Stare czasy ,los jednego z adminów powinien sie niektórym śnic po nocach .A sekretarz ,no cóż pewnie na to zasługujemy,nawet na pewno .
Symboliczna kwota za 10 lat czekania na sprawiedliwość i hejt jakie się wówczas wylewał na Pana Jeziora i jaki się czasami pojawia dalej pojawia pod Jego adresem. Jednak od pieniędzy ważniejszy jest sprawiedliwy wyrok.
radni niech diety ogromne oddadzą , bo za duże pieniądze pierdziochy i pierduśnice siedzą , a nie Pan Andrzej
Jak zwykle do rozporządzania nieswoimi pieniędzmi to pierwsi, jak dla mnie może sobie je nawet przepić. Wyrok sprawiedliwy, AJ robił próby usunięcia tego wpisu i od początku uważałem oskarżanie go za głupotę.
Jak ma przepić to przynajmniej
z tym „Zalasowiokiem”
Nie wierzę żeby z tym zalasowiokiem chciał się kiedykolwiek napić.
niektórym ludziom się ręki nie podaje a co dopiero wypić razem
Zalasowiok zapewne się z nim nie napije z innych powodów niż niechęć do niego i chwała mu za to.

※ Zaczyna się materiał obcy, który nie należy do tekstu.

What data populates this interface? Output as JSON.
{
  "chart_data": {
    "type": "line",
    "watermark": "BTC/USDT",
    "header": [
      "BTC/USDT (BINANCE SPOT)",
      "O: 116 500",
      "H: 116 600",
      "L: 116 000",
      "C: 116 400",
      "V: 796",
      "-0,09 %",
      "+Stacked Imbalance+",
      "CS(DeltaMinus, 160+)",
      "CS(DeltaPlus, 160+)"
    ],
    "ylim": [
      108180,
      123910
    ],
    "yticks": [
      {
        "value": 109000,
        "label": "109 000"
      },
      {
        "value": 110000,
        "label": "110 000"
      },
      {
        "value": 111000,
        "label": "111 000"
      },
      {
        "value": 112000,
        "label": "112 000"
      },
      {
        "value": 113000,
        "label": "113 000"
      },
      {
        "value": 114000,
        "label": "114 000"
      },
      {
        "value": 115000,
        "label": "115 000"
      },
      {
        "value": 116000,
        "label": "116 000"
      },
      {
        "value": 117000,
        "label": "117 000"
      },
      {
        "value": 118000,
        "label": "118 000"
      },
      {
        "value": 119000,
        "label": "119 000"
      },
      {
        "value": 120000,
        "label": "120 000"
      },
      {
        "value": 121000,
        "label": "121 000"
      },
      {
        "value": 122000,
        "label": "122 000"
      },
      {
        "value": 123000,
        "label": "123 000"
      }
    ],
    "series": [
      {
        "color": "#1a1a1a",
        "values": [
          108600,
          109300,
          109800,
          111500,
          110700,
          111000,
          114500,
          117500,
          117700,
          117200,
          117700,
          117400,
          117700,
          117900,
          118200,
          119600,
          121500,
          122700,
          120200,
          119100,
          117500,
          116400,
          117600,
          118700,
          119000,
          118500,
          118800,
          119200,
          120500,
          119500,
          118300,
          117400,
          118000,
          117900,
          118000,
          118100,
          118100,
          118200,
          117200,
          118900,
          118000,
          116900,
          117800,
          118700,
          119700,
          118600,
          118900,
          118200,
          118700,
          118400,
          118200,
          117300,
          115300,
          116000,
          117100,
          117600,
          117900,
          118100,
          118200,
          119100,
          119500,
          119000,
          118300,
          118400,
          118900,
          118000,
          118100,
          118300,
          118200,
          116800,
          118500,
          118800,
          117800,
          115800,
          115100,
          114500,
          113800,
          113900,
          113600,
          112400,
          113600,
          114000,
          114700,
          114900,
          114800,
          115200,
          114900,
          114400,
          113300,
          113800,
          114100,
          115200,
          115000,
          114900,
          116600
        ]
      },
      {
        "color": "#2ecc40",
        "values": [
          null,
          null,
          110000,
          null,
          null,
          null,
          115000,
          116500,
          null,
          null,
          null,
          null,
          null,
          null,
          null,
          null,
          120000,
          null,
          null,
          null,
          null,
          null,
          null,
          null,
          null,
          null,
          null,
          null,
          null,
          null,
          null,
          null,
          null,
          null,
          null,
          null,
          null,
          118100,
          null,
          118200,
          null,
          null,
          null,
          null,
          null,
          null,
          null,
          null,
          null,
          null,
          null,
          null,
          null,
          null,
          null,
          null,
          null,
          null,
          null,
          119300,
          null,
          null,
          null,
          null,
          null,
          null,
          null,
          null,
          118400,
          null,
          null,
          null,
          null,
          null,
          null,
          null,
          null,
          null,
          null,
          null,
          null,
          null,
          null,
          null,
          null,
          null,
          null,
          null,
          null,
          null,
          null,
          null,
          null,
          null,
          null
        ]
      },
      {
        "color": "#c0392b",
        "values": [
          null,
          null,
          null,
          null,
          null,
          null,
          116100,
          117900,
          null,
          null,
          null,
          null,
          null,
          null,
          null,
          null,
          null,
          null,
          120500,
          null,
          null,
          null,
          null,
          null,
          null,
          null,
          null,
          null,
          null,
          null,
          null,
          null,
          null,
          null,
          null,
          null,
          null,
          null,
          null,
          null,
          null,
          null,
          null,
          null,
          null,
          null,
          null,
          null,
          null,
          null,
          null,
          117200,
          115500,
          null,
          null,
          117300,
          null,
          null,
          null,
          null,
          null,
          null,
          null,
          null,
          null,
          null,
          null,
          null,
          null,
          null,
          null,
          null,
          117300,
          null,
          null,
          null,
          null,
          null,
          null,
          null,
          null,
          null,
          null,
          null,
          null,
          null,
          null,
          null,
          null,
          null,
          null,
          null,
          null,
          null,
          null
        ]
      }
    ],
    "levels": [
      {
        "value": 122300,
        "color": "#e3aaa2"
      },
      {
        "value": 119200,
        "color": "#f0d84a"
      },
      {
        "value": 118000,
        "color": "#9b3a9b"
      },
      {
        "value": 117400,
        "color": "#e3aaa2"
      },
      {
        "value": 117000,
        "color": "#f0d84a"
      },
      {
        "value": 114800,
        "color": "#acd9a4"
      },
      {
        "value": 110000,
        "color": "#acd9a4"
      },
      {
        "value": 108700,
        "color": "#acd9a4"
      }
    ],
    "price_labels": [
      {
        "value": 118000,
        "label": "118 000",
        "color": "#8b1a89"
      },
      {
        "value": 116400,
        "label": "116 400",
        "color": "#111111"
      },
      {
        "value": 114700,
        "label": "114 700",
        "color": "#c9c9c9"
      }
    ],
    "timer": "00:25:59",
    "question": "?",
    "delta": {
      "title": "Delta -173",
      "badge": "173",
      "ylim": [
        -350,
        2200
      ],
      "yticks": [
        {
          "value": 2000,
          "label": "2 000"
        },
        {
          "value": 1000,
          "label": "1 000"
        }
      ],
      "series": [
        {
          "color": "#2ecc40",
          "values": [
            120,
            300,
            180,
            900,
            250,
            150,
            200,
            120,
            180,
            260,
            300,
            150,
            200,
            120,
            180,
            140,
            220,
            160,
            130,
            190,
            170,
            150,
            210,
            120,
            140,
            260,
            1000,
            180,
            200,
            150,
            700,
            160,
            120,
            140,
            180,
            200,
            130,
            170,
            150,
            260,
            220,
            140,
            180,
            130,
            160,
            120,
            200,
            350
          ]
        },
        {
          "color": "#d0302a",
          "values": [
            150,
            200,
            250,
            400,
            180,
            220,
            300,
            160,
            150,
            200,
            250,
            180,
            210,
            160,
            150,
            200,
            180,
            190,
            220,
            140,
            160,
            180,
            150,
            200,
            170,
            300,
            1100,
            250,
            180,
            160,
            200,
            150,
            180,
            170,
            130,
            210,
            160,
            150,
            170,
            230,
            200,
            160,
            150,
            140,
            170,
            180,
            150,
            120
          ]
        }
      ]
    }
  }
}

Jeszcze jakby zerwał z nałogiem pod nazwą „polityka” to pierwszy wrzucę na niego głos na stanowisko burmistrza. Niestety rokowania wciąż złe, a wystarczy po sąsiedzku na Kiwora popatrzyć jak to rozegrać. Samorząd i Wiejska przy dobrych chęciach to są dwie osobne rzeczy. Można to bez hipokryzji pogodzić.
Dajcie spokój z tym zalasowiokiem. Zemsta pogarda nieszanowanie ludzi tego chcecie. Gmina zasługuje na więcej. Podziały polityczne do kosza. Mądrzy ludzie do rady. Burmistrz z wizją rozwoju gminy. Stare układy do kosza.